Die Regierung hat massiv Beamte entlassen. Ständig gibt es Proteste aus diesem Sektor.
Sie haben die Zahl der Beamten in den letzten zehn Jahren verdoppelt und trotzdem die Dienstleistungen nicht verbessert. Die vorherigen Regierungen haben grobe Fehler gemacht.
Wissen Sie, was ich zu jemandem sage, der vom Staat gelebt hat und jetzt ohne Vertrag ist und sich nach Arbeit umsehen muss? „Willkommen im Club“. In den Medien ist das alles eine große Rede, „der kapitalistische Staat“, aber nichts davon interessiert mich. Lassen Sie uns über konkrete Dinge sprechen.
Es wurde die Frage gestellt, ob die ideologischen Differenzen zwischen Lula und Milei den wichtigen Handelsaustausch zwischen den beiden Ländern bremsen könnten. Wie wichtig ist Brasilien?
Keine guten Beziehungen zu Brasilien zu haben, ist völlig dumm.
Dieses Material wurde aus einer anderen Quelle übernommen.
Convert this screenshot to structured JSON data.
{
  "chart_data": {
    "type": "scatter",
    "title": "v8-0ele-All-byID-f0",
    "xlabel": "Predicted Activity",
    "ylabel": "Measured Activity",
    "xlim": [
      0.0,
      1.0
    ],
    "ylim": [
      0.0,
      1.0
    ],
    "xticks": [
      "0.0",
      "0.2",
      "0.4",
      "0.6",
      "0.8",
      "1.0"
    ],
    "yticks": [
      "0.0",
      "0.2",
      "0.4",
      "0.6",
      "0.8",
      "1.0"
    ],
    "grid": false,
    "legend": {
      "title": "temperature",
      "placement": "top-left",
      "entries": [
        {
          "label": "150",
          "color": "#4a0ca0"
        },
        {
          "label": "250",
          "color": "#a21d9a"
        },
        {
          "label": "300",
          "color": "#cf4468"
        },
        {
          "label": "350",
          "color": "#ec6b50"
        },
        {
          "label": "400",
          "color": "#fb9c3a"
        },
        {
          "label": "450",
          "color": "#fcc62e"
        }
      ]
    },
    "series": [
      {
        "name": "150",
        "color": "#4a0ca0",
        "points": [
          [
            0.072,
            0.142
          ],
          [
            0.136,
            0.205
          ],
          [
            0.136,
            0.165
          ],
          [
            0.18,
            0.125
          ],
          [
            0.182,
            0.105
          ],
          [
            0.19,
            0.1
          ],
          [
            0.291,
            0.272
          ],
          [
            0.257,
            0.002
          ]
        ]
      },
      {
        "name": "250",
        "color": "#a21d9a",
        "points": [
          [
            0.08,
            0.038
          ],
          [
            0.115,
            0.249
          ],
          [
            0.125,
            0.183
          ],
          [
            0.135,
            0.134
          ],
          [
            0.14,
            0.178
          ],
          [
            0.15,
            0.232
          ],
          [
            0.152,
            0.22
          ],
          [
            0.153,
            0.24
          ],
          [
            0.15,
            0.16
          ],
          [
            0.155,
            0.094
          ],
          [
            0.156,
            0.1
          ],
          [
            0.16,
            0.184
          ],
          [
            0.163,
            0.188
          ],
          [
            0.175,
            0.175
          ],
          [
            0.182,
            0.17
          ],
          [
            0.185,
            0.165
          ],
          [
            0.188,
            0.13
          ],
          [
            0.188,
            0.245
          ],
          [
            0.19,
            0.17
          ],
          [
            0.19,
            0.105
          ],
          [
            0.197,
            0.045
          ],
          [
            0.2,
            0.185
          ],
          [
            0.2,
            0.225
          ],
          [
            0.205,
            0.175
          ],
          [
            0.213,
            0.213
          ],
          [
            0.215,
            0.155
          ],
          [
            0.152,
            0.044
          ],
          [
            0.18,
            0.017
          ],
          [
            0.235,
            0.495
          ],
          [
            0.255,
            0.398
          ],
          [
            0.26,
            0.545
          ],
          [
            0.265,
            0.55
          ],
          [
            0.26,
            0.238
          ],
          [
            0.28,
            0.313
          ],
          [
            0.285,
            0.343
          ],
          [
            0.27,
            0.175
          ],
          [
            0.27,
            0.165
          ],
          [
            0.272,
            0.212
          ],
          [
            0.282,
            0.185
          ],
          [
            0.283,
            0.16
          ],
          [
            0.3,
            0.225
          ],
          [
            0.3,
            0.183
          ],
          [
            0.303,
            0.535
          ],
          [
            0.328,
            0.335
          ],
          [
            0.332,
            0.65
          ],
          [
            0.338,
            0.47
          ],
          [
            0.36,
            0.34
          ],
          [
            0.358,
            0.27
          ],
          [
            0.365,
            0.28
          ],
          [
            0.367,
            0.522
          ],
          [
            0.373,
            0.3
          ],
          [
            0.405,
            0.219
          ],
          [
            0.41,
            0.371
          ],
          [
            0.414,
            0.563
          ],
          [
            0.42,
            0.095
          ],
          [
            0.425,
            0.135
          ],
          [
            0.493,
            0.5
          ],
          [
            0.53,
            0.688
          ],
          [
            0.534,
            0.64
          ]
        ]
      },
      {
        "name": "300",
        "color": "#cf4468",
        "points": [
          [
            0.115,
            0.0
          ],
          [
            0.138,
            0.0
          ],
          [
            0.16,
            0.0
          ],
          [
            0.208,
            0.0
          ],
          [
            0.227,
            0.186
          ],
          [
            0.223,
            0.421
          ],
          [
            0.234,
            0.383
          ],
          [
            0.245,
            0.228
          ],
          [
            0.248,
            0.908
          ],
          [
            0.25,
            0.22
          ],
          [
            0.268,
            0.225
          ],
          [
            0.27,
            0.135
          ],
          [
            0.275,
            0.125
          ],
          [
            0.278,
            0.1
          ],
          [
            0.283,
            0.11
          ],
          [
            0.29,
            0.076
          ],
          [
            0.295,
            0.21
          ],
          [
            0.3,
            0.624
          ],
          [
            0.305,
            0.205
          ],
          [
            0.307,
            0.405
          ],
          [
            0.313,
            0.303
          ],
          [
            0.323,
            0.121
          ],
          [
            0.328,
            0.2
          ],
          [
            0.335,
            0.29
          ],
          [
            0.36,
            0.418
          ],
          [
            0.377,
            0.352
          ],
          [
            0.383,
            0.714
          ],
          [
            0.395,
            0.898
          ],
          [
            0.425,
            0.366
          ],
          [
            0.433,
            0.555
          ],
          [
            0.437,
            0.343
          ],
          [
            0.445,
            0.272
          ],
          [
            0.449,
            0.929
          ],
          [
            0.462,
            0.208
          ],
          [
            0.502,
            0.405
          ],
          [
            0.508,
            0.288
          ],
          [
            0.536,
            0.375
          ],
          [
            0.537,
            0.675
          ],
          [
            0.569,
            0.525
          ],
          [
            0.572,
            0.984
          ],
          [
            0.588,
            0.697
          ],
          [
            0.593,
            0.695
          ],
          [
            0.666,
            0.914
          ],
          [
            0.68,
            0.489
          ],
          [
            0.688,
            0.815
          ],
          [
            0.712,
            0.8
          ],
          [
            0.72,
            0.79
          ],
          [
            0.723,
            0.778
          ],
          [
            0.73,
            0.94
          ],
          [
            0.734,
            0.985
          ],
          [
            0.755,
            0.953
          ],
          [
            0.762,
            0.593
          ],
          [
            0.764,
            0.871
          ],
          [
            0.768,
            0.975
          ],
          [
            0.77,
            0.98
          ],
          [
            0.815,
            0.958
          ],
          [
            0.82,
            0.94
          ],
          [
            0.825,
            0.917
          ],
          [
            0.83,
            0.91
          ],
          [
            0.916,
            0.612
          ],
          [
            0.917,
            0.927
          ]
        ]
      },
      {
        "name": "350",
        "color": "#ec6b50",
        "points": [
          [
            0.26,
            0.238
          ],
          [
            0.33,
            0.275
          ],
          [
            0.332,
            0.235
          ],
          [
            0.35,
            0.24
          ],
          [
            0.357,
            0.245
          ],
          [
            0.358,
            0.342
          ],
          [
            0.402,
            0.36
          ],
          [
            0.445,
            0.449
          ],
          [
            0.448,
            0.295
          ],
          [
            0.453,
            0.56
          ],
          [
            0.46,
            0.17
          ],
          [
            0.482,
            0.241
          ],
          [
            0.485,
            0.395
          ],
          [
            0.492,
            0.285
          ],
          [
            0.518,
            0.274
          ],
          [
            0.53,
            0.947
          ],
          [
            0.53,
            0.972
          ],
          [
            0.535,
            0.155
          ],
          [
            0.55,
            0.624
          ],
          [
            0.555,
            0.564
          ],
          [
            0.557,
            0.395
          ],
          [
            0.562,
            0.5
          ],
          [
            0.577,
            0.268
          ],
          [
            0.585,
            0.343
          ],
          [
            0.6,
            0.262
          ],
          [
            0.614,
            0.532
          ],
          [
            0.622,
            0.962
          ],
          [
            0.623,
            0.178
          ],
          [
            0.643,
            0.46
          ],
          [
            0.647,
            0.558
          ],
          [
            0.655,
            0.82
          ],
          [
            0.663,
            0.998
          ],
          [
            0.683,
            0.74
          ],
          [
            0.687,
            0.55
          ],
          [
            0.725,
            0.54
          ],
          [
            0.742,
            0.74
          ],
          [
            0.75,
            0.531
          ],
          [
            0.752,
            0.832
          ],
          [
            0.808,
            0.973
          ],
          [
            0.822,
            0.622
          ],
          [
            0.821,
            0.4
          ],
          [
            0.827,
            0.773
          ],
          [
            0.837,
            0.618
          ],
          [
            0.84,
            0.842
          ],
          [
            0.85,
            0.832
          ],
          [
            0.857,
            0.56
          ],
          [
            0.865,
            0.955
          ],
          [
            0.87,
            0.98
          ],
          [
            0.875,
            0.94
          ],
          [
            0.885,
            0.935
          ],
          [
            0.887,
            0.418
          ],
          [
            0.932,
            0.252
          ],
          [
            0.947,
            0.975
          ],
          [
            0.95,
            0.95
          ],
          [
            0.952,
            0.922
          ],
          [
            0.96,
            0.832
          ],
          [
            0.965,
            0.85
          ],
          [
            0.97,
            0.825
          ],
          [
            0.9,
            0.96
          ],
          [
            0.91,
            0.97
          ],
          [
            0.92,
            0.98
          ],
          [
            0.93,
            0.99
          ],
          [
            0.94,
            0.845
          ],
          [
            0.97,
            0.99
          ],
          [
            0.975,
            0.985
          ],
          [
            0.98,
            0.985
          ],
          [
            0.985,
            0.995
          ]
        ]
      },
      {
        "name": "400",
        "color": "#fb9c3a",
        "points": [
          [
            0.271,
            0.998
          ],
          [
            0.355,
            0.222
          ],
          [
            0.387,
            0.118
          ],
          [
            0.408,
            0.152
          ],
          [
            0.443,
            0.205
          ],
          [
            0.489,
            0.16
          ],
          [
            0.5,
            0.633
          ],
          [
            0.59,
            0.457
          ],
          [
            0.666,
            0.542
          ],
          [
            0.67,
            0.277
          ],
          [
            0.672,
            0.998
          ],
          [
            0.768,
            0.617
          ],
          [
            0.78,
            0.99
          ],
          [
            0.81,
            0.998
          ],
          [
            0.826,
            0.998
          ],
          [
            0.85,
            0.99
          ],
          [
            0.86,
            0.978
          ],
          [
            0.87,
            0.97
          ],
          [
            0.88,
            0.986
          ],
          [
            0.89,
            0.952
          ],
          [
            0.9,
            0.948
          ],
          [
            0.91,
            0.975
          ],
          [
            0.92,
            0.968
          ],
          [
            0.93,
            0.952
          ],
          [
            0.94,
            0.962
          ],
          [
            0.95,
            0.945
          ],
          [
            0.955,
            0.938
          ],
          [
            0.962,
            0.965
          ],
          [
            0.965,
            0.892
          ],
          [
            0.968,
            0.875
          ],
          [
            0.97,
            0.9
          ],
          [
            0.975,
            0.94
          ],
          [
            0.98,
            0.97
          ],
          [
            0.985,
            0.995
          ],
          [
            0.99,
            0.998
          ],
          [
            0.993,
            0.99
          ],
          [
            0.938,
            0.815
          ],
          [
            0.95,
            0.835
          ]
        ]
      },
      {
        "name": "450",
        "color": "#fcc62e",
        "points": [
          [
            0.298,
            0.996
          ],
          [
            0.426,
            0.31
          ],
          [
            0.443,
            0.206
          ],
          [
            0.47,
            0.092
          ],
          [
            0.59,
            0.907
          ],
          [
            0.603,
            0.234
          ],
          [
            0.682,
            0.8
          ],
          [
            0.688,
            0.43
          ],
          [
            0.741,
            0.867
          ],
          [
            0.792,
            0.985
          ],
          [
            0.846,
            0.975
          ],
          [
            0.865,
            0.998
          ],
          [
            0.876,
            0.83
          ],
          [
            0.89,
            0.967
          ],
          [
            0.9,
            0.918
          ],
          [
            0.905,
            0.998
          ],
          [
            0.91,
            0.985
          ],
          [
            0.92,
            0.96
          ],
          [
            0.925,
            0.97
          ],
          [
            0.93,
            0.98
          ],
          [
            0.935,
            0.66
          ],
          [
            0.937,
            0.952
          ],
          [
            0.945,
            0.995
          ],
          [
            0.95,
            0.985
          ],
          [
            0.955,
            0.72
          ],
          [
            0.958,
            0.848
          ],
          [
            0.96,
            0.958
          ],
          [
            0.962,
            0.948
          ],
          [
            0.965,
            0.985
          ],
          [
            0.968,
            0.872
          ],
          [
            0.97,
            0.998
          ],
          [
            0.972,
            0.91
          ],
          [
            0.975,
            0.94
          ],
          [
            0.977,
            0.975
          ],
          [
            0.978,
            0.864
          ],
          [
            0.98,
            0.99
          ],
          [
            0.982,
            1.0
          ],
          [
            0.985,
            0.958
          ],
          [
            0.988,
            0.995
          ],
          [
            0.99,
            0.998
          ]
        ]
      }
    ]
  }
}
Es ist unser Nachbar, es ist groß. Aber heute geht es nicht mehr nur um den Handel, und es gibt Leute, die dem Bereich der Worte zu viel Bedeutung beimessen. Wenn wir uns den Terminkalender von Präsident Lula, Milei, dem Papst und Joe Biden ansehen, bleibt keine Zeit, um sich daran zu erinnern, was Sie über mich gesagt haben. Wenn wir uns zum Reden hinsetzen müssen, dann setzen wir uns nach den Zahlen hin.
Röntgenbild | Juan Carlos de Pablo, 80
Wirtschaftsberater und Kolumnist für die Zeitung La Nación. Er ist Professor an der Udesa, der Universität San Andrés, und an der Ucema, der Universität des Zentrums für makroökonomische Studien von Argentinien. Er hat einen Abschluss in Wirtschaftswissenschaften schloss 1964 sein Studium an der argentinischen PUC ab und promovierte in Harvard. Autor u.a. von „Argentina 2024-2027: The Economic Challenge of the Next Government“ (Sudamericana; keine portugiesische Version).